Keith Wade, the chief economist & strategist at the asset managers Schroders, says the United States is leading the global upswing and could even be decoupling from the rest of the world. “The US recovery has been driven by strong domestic demand and we expect a continuation of a stronger dollar,” he says.

Marianne Gilmore, the commercial director at the foreign exchange specialist Moneycorp, says 21 global currencies are pegged to the dollar, with the dirham trading at a fixed rate of about Dh3.68.

“As the dollar strengthens, so does the dirham; we have seen UAE-based expatriates taking the opportunity to send money home to the UK and Europe,” she says.

A UK expat who transferred Dh100,000 home last summer would have received £15,848. Today, the same transfer gives them £18,158 – £2,310 more.

The difference is even more significant if you are buying euros, Ms Gilmore says. “Last May, Dh100,000 would have bought €19,493. Today, you would get €24,293. That is €4,800 more.”

These figures are calculated before transfer charges and other foreign exchange costs.

Ms Gilmore expects the dollar to remain strong against both the pound and euro this year.

The euro is particularly vulnerable as the European Central Bank (ECB) battles to stop the continent slipping deeper into deflation.

The ECB president Mario Draghi’s decision to launch a belated €1.1 trillion of quantitative easing and the victory of the anti-austerity party Syriza in this month’s Greek elections drove the single currency even lower against the dollar.

The tricky thing about currency transfers for expatriates is that a few percentage points on the rate can make a huge difference to the final sum you receive, but you never know where rates are likely to move next.

This means making tough calls about the future direction of foreign exchange movements - something even specialist traders cannot get right.

Transfer money today and you may kick yourself if the dollar strengthens.

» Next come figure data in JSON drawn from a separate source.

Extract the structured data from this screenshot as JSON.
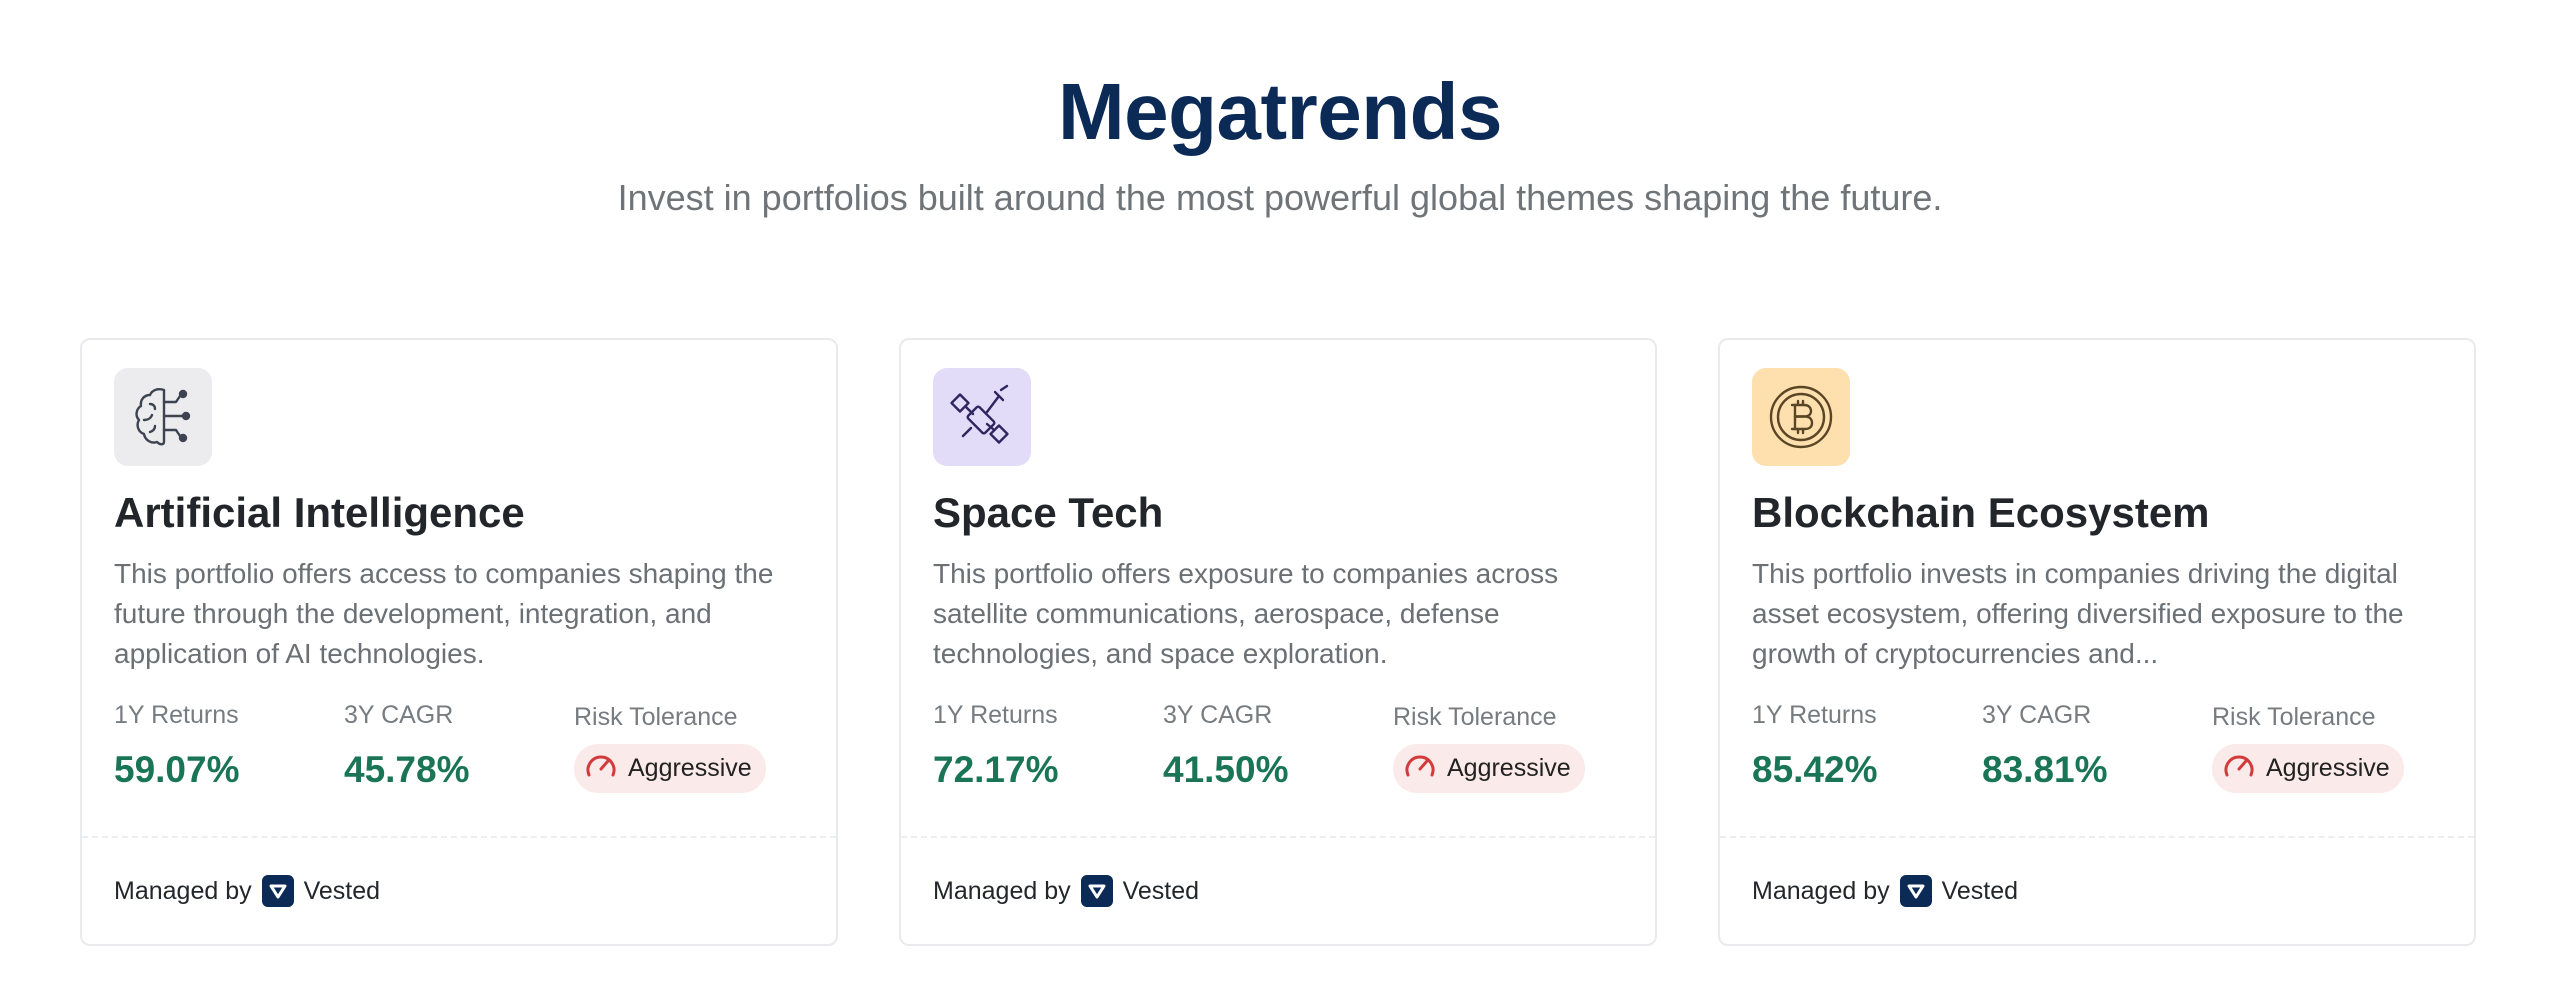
{
  "header": {
    "title": "Megatrends",
    "subtitle": "Invest in portfolios built around the most powerful global themes shaping the future."
  },
  "cards": [
    {
      "icon": "ai-brain-circuit-icon",
      "icon_bg": "#ececee",
      "title": "Artificial Intelligence",
      "description": "This portfolio offers access to companies shaping the future through the development, integration, and application of AI technologies.",
      "returns_label": "1Y Returns",
      "returns_value": "59.07%",
      "cagr_label": "3Y CAGR",
      "cagr_value": "45.78%",
      "risk_label": "Risk Tolerance",
      "risk_value": "Aggressive",
      "managed_label": "Managed by",
      "manager": "Vested"
    },
    {
      "icon": "satellite-icon",
      "icon_bg": "#e3dcf8",
      "title": "Space Tech",
      "description": "This portfolio offers exposure to companies across satellite communications, aerospace, defense technologies, and space exploration.",
      "returns_label": "1Y Returns",
      "returns_value": "72.17%",
      "cagr_label": "3Y CAGR",
      "cagr_value": "41.50%",
      "risk_label": "Risk Tolerance",
      "risk_value": "Aggressive",
      "managed_label": "Managed by",
      "manager": "Vested"
    },
    {
      "icon": "bitcoin-coin-icon",
      "icon_bg": "#fde0ad",
      "title": "Blockchain Ecosystem",
      "description": "This portfolio invests in companies driving the digital asset ecosystem, offering diversified exposure to the growth of cryptocurrencies and...",
      "returns_label": "1Y Returns",
      "returns_value": "85.42%",
      "cagr_label": "3Y CAGR",
      "cagr_value": "83.81%",
      "risk_label": "Risk Tolerance",
      "risk_value": "Aggressive",
      "managed_label": "Managed by",
      "manager": "Vested"
    }
  ],
  "colors": {
    "title": "#0b2a55",
    "positive_value": "#1a7556",
    "risk_badge_bg": "#fbeaea",
    "risk_icon": "#d23b3b",
    "brand": "#0b2a55"
  }
}
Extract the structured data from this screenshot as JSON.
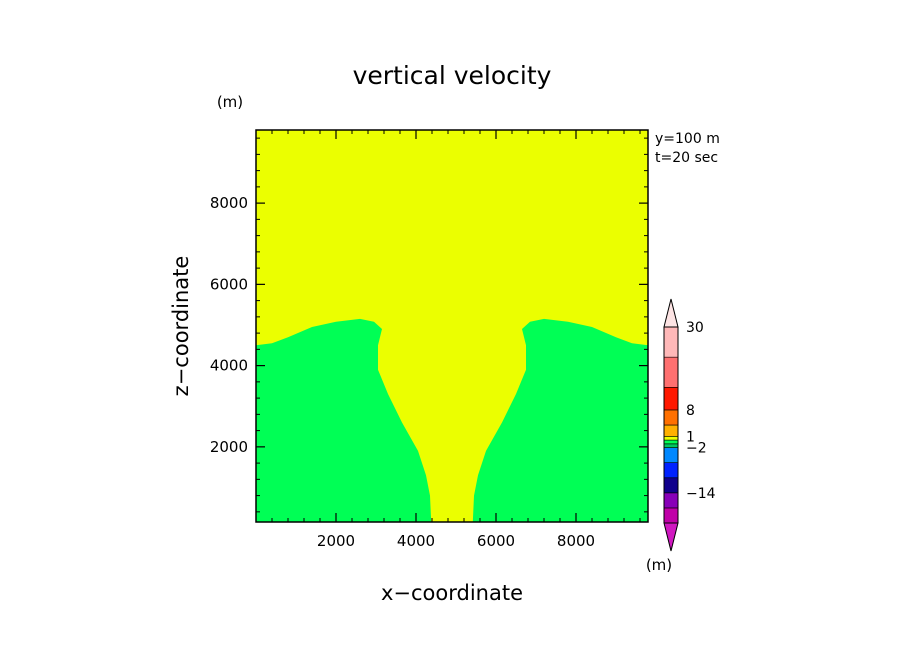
{
  "chart_data": {
    "type": "heatmap",
    "title": "vertical velocity",
    "xlabel": "x−coordinate",
    "ylabel": "z−coordinate",
    "y_unit": "(m)",
    "annotations": [
      "y=100 m",
      "t=20 sec"
    ],
    "xlim": [
      0,
      9800
    ],
    "ylim": [
      150,
      9800
    ],
    "x_ticks": [
      2000,
      4000,
      6000,
      8000
    ],
    "y_ticks": [
      2000,
      4000,
      6000,
      8000
    ],
    "x_tick_labels": [
      "2000",
      "4000",
      "6000",
      "8000"
    ],
    "y_tick_labels": [
      "2000",
      "4000",
      "6000",
      "8000"
    ],
    "regions": [
      {
        "name": "background",
        "color": "#ebff00",
        "polygon": [
          [
            0,
            150
          ],
          [
            9800,
            150
          ],
          [
            9800,
            9800
          ],
          [
            0,
            9800
          ]
        ]
      },
      {
        "name": "left-lobe",
        "color": "#00ff55",
        "polygon": [
          [
            0,
            150
          ],
          [
            0,
            4500
          ],
          [
            400,
            4550
          ],
          [
            800,
            4700
          ],
          [
            1400,
            4950
          ],
          [
            2000,
            5080
          ],
          [
            2600,
            5150
          ],
          [
            2950,
            5080
          ],
          [
            3150,
            4900
          ],
          [
            3050,
            4500
          ],
          [
            3050,
            3900
          ],
          [
            3300,
            3300
          ],
          [
            3650,
            2600
          ],
          [
            4050,
            1900
          ],
          [
            4250,
            1300
          ],
          [
            4350,
            800
          ],
          [
            4380,
            150
          ]
        ]
      },
      {
        "name": "right-lobe",
        "color": "#00ff55",
        "polygon": [
          [
            9800,
            150
          ],
          [
            9800,
            4500
          ],
          [
            9400,
            4550
          ],
          [
            9000,
            4700
          ],
          [
            8400,
            4950
          ],
          [
            7800,
            5080
          ],
          [
            7200,
            5150
          ],
          [
            6850,
            5080
          ],
          [
            6650,
            4900
          ],
          [
            6750,
            4500
          ],
          [
            6750,
            3900
          ],
          [
            6500,
            3300
          ],
          [
            6150,
            2600
          ],
          [
            5750,
            1900
          ],
          [
            5550,
            1300
          ],
          [
            5450,
            800
          ],
          [
            5420,
            150
          ]
        ]
      }
    ],
    "colorbar": {
      "unit": "(m)",
      "bands": [
        {
          "color": "#c000a8",
          "from": -22,
          "to": -18
        },
        {
          "color": "#8800b8",
          "from": -18,
          "to": -14
        },
        {
          "color": "#10008c",
          "from": -14,
          "to": -10
        },
        {
          "color": "#0022ff",
          "from": -10,
          "to": -6
        },
        {
          "color": "#0088ff",
          "from": -6,
          "to": -2
        },
        {
          "color": "#00c860",
          "from": -2,
          "to": -1
        },
        {
          "color": "#00ff55",
          "from": -1,
          "to": 0
        },
        {
          "color": "#ebff00",
          "from": 0,
          "to": 1
        },
        {
          "color": "#ffb000",
          "from": 1,
          "to": 4
        },
        {
          "color": "#ff7000",
          "from": 4,
          "to": 8
        },
        {
          "color": "#ff1800",
          "from": 8,
          "to": 14
        },
        {
          "color": "#ff7070",
          "from": 14,
          "to": 22
        },
        {
          "color": "#ffb8b8",
          "from": 22,
          "to": 30
        }
      ],
      "labels": [
        {
          "text": "30",
          "value": 30
        },
        {
          "text": "8",
          "value": 8
        },
        {
          "text": "1",
          "value": 1
        },
        {
          "text": "−2",
          "value": -2
        },
        {
          "text": "−14",
          "value": -14
        }
      ],
      "over_color": "#fde4e4",
      "under_color": "#d018c0"
    }
  }
}
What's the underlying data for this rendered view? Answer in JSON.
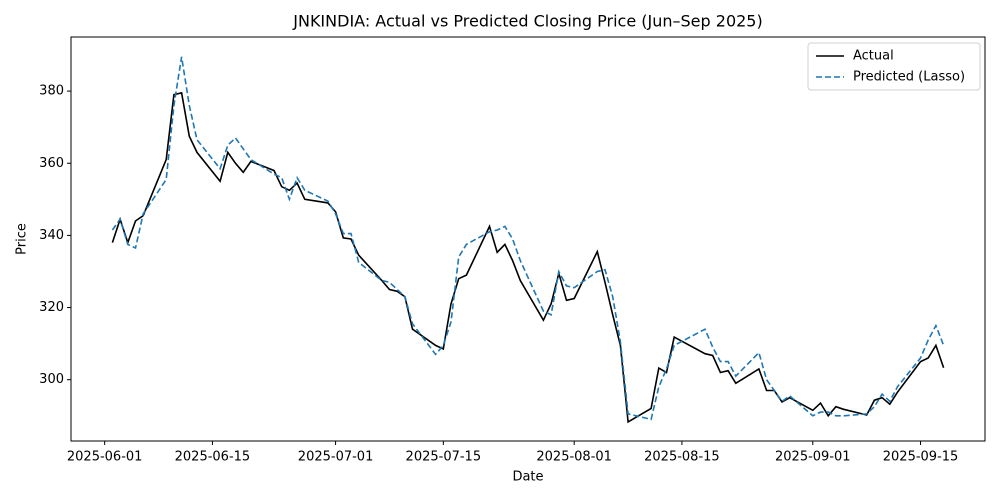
{
  "chart_data": {
    "type": "line",
    "title": "JNKINDIA: Actual vs Predicted Closing Price (Jun–Sep 2025)",
    "x_label": "Date",
    "y_label": "Price",
    "x": [
      "2025-06-02",
      "2025-06-03",
      "2025-06-04",
      "2025-06-05",
      "2025-06-06",
      "2025-06-09",
      "2025-06-10",
      "2025-06-11",
      "2025-06-12",
      "2025-06-13",
      "2025-06-16",
      "2025-06-17",
      "2025-06-18",
      "2025-06-19",
      "2025-06-20",
      "2025-06-23",
      "2025-06-24",
      "2025-06-25",
      "2025-06-26",
      "2025-06-27",
      "2025-06-30",
      "2025-07-01",
      "2025-07-02",
      "2025-07-03",
      "2025-07-04",
      "2025-07-07",
      "2025-07-08",
      "2025-07-09",
      "2025-07-10",
      "2025-07-11",
      "2025-07-14",
      "2025-07-15",
      "2025-07-16",
      "2025-07-17",
      "2025-07-18",
      "2025-07-21",
      "2025-07-22",
      "2025-07-23",
      "2025-07-24",
      "2025-07-25",
      "2025-07-28",
      "2025-07-29",
      "2025-07-30",
      "2025-07-31",
      "2025-08-01",
      "2025-08-04",
      "2025-08-05",
      "2025-08-06",
      "2025-08-07",
      "2025-08-08",
      "2025-08-11",
      "2025-08-12",
      "2025-08-13",
      "2025-08-14",
      "2025-08-18",
      "2025-08-19",
      "2025-08-20",
      "2025-08-21",
      "2025-08-22",
      "2025-08-25",
      "2025-08-26",
      "2025-08-27",
      "2025-08-28",
      "2025-08-29",
      "2025-09-01",
      "2025-09-02",
      "2025-09-03",
      "2025-09-04",
      "2025-09-05",
      "2025-09-08",
      "2025-09-09",
      "2025-09-10",
      "2025-09-11",
      "2025-09-12",
      "2025-09-15",
      "2025-09-16",
      "2025-09-17",
      "2025-09-18"
    ],
    "series": [
      {
        "name": "Actual",
        "color": "#000000",
        "dash": "solid",
        "values": [
          338,
          344.5,
          338,
          344,
          345.5,
          361,
          379,
          379.5,
          367.5,
          363,
          355,
          363,
          360,
          357.5,
          360.5,
          358,
          353.5,
          352.5,
          354.5,
          350,
          349,
          346.5,
          339.3,
          339,
          334.5,
          327.5,
          325,
          324.5,
          323,
          314,
          309.5,
          308.5,
          321,
          328,
          329,
          342.5,
          335.3,
          337.5,
          333,
          327.5,
          316.5,
          321,
          329.5,
          322,
          322.5,
          335.5,
          327,
          318,
          309.5,
          288.3,
          292,
          303.2,
          302,
          311.8,
          307.2,
          306.7,
          302,
          302.5,
          299,
          303,
          297,
          297,
          293.8,
          295,
          291.5,
          293.5,
          290,
          292.5,
          291.8,
          290.2,
          294.3,
          295,
          293.2,
          296.5,
          305,
          306,
          309.5,
          303.3
        ]
      },
      {
        "name": "Predicted (Lasso)",
        "color": "#1f77b4",
        "dash": "dashed",
        "values": [
          341.5,
          344.5,
          337.5,
          336.5,
          346,
          355.5,
          376,
          389.5,
          376,
          366.5,
          358.5,
          365,
          367,
          364,
          361,
          357,
          356,
          350,
          356,
          352.5,
          349.5,
          346,
          340.5,
          340.5,
          332.5,
          327.5,
          327,
          325,
          323,
          315.5,
          307,
          309.5,
          316,
          334,
          337.5,
          341,
          341.5,
          342.5,
          339,
          333,
          319,
          318,
          330,
          326,
          325.5,
          330,
          330.5,
          323,
          310.5,
          290.5,
          289,
          298,
          303,
          309.5,
          314,
          309,
          305,
          305,
          301,
          307.5,
          300,
          297,
          294,
          295.5,
          290,
          291,
          291,
          290,
          290,
          290.5,
          292.5,
          296,
          294,
          298,
          306,
          311,
          315,
          309.5
        ]
      }
    ],
    "xlim": [
      "2025-05-27T15:00",
      "2025-09-23T09:00"
    ],
    "xticks": [
      "2025-06-01",
      "2025-06-15",
      "2025-07-01",
      "2025-07-15",
      "2025-08-01",
      "2025-08-15",
      "2025-09-01",
      "2025-09-15"
    ],
    "ylim": [
      283,
      395
    ],
    "yticks": [
      300,
      320,
      340,
      360,
      380
    ],
    "grid": false,
    "legend": "upper right"
  }
}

Delay and if the dollar weakens, you lose out.

One option is to arrange a firm order with a foreign exchange specialist, Ms Gilmore says. “This allows you to automatically transfer funds when the exchange rate hits your desired level. Bear in mind you are committed to transferring your money at this rate, and could miss out on a more advantageous rate down the line.”

Alternatively, set up a market watch order, and once the exchange rate hits a previously agreed level your foreign exchange specialist will ask if you are ready to transfer money.

Both of these assume that the market will continue to move in your favour, but sentiment can quickly change. “You have to work out what it will cost you if it moves in the opposite direction instead,” Ms Gilmore advises.

Mark Bodega, the director of the currency specialists HiFX, says British and European expats should seize the opportunity to transfer money at today’s rates rather than holding off.

Currency traders are betting that the Fed will increase interest rates soon, but speculation may have been overdone, he says. “Markets are running ahead of themselves and if the Fed doesn’t increase rates as expected, the greenback may soften. Now is a good time for both British and European expats to be sending money home.”

You can lock into today’s dollar rate by setting up a forward contract with a currency transfer service, fixing the exchange rate for up to two years.

Typically, you will pay a 10 per cent deposit now and the 90 per cent balance when you complete the transfer.

“It doesn’t matter if the exchange rate moves at all during the term of the contract – you will transfer money at the originally agreed rate,” says Mr Bodega.

Alternatively, set up a regular monthly currency transfer, sending an agreed amount for up to two years, based on today’s rate.

Mr Bodega says this option is particularly popular for UAE expats with a regular overseas commitment such as mortgage payments or pension transfers.

HIFX reports a 23 per cent rise in the number of UAE-based expats taking advantage of current rates, either via forward contracts or regular payments.

When arranging transfers, pay attention to both the exchange rate and any charges. Currency transfer services can be more flexible and cheaper than using a bank, so compare the options.

But whether you are sending money home or saving for the future, make the most of this strong dollar opportunity and do not assume it will last forever.